Entah apa yang terjadi membuat Addam hanya diam saja, lelaki itu tidak berusaha menyingkirkan badannya sama sekali. Tubuhnya terasa kaku saat di tatap dengan lekat seperti itu oleh Alega.

Suatu stimulus aneh muncul dari hati Alega, seperti ada beberapa memori yang secara kasar dia ingat dalam benak tapi susah untuk kembali dia dapatkan. Tatapan matanya jatuh bada bibir mengkilat milik Addam yang sedikit terbuka.

Insting aneh tiba-tiba menguasainya, Alega mendekatkan bibirnya pada bibir Addam. Alega mengecup bibir itu, hanya mengecup namun menempel sangat lama.

Dada Addam bergemuruh hebat saat merasakan bibir tebal milik alega, menempel dengan bibirnya. Desiran aneh menyelimuti keduanya, akal tidak bisa berkerja sekarang, otak terasa buntu saat mendapat sentuhan ini. Perlahan namun pasti Alega menggerakan bibirnya, melumat halus bibir bawah Addam.

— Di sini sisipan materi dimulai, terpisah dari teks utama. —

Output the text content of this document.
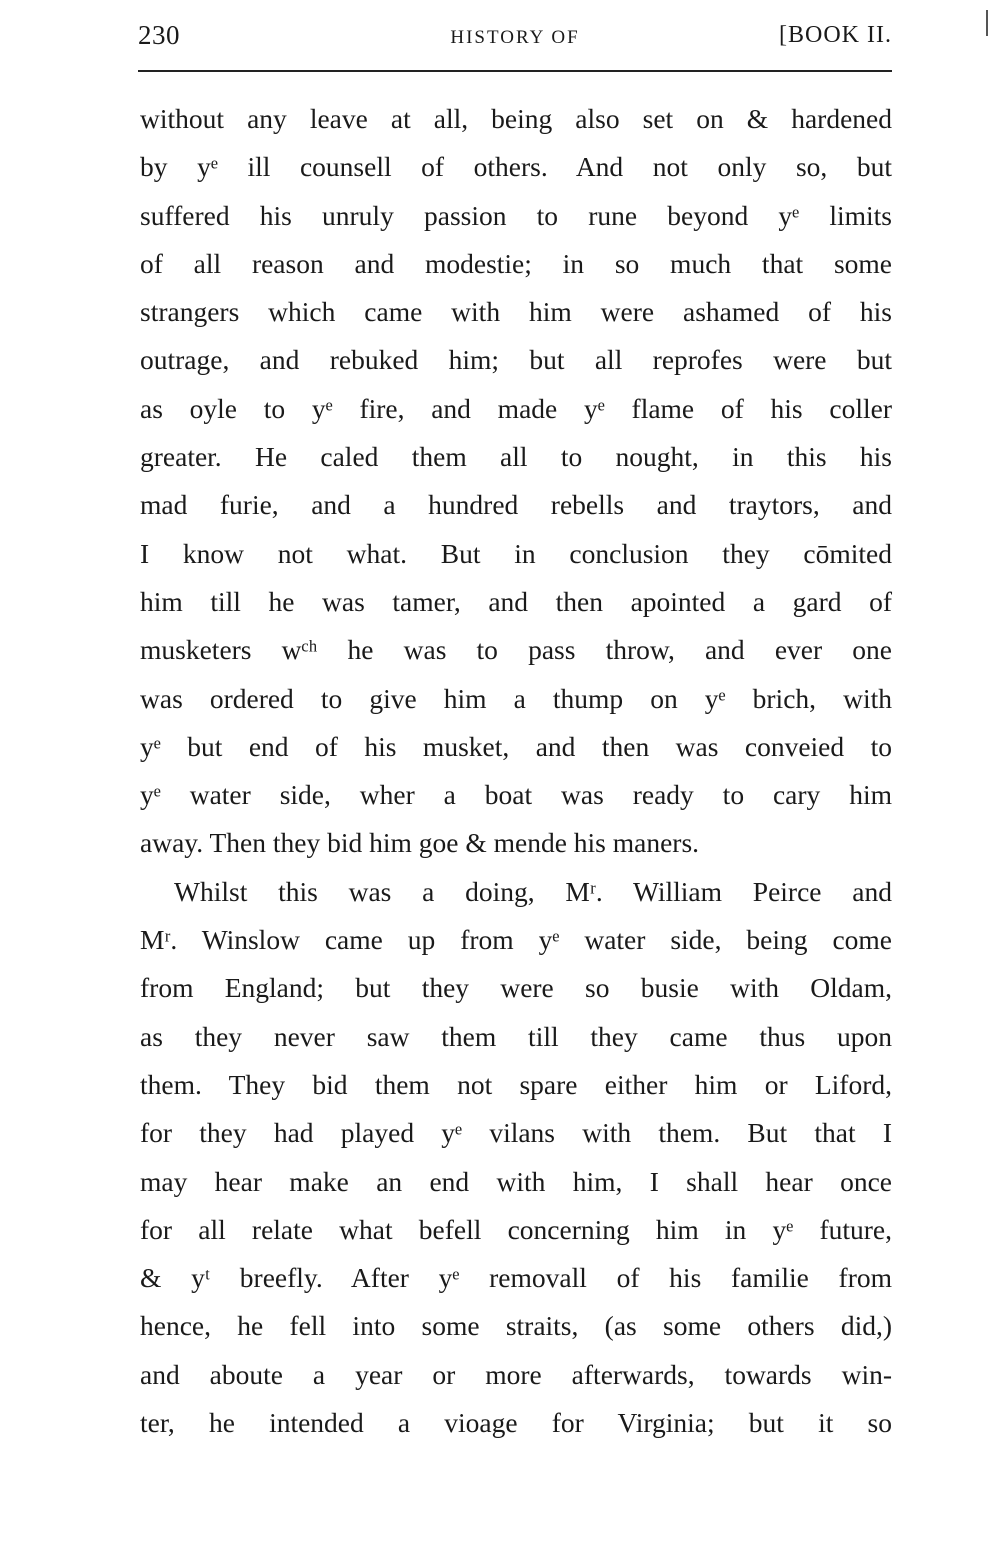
230	HISTORY OF	[BOOK II.
without any leave at all, being also set on & hardened
by yᵉ ill counsell of others. And not only so, but
suffered his unruly passion to rune beyond yᵉ limits
of all reason and modestie; in so much that some
strangers which came with him were ashamed of his
outrage, and rebuked him; but all reprofes were but
as oyle to yᵉ fire, and made yᵉ flame of his coller
greater. He caled them all to nought, in this his
mad furie, and a hundred rebells and traytors, and
I know not what. But in conclusion they cōmited
him till he was tamer, and then apointed a gard of
musketers wᶜʰ he was to pass throw, and ever one
was ordered to give him a thump on yᵉ brich, with
yᵉ but end of his musket, and then was conveied to
yᵉ water side, wher a boat was ready to cary him
away. Then they bid him goe & mende his maners.
Whilst this was a doing, Mʳ. William Peirce and
Mʳ. Winslow came up from yᵉ water side, being come
from England; but they were so busie with Oldam,
as they never saw them till they came thus upon
them. They bid them not spare either him or Liford,
for they had played yᵉ vilans with them. But that I
may hear make an end with him, I shall hear once
for all relate what befell concerning him in yᵉ future,
& yᵗ breefly. After yᵉ removall of his familie from
hence, he fell into some straits, (as some others did,)
and aboute a year or more afterwards, towards win-
ter, he intended a vioage for Virginia; but it so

Namun seketika kesadaran menghampiri Addam, ia mendorong tubuh Alega untuk menjauh darinya dengan kasar, lelaki dengan tatapan tajam itu mengusap bibirnya serya berdecih pelan.

"Sorry refleks," ucap Alega polos.

"Anjing, mahluk neraka mesum!" Addam menarik kerah belakang Alega, membawa lelaki itu ke lapangan depan untuk mendapat hukuman karena telah terlambat dan memanjat pagar.

Lain dengan Alega yang diseret hanya terkekeh pelan, tidak ada niat memberontak sedikitpun dari lelaki itu. Ada yang aneh, sepertinya Alega sedang memikirkan cara agar bisa mencicipi bibir manis itu lagi. Alega belum puas merasakan kecupan manis dari bibir Si Ketua Osis yang kejam ini.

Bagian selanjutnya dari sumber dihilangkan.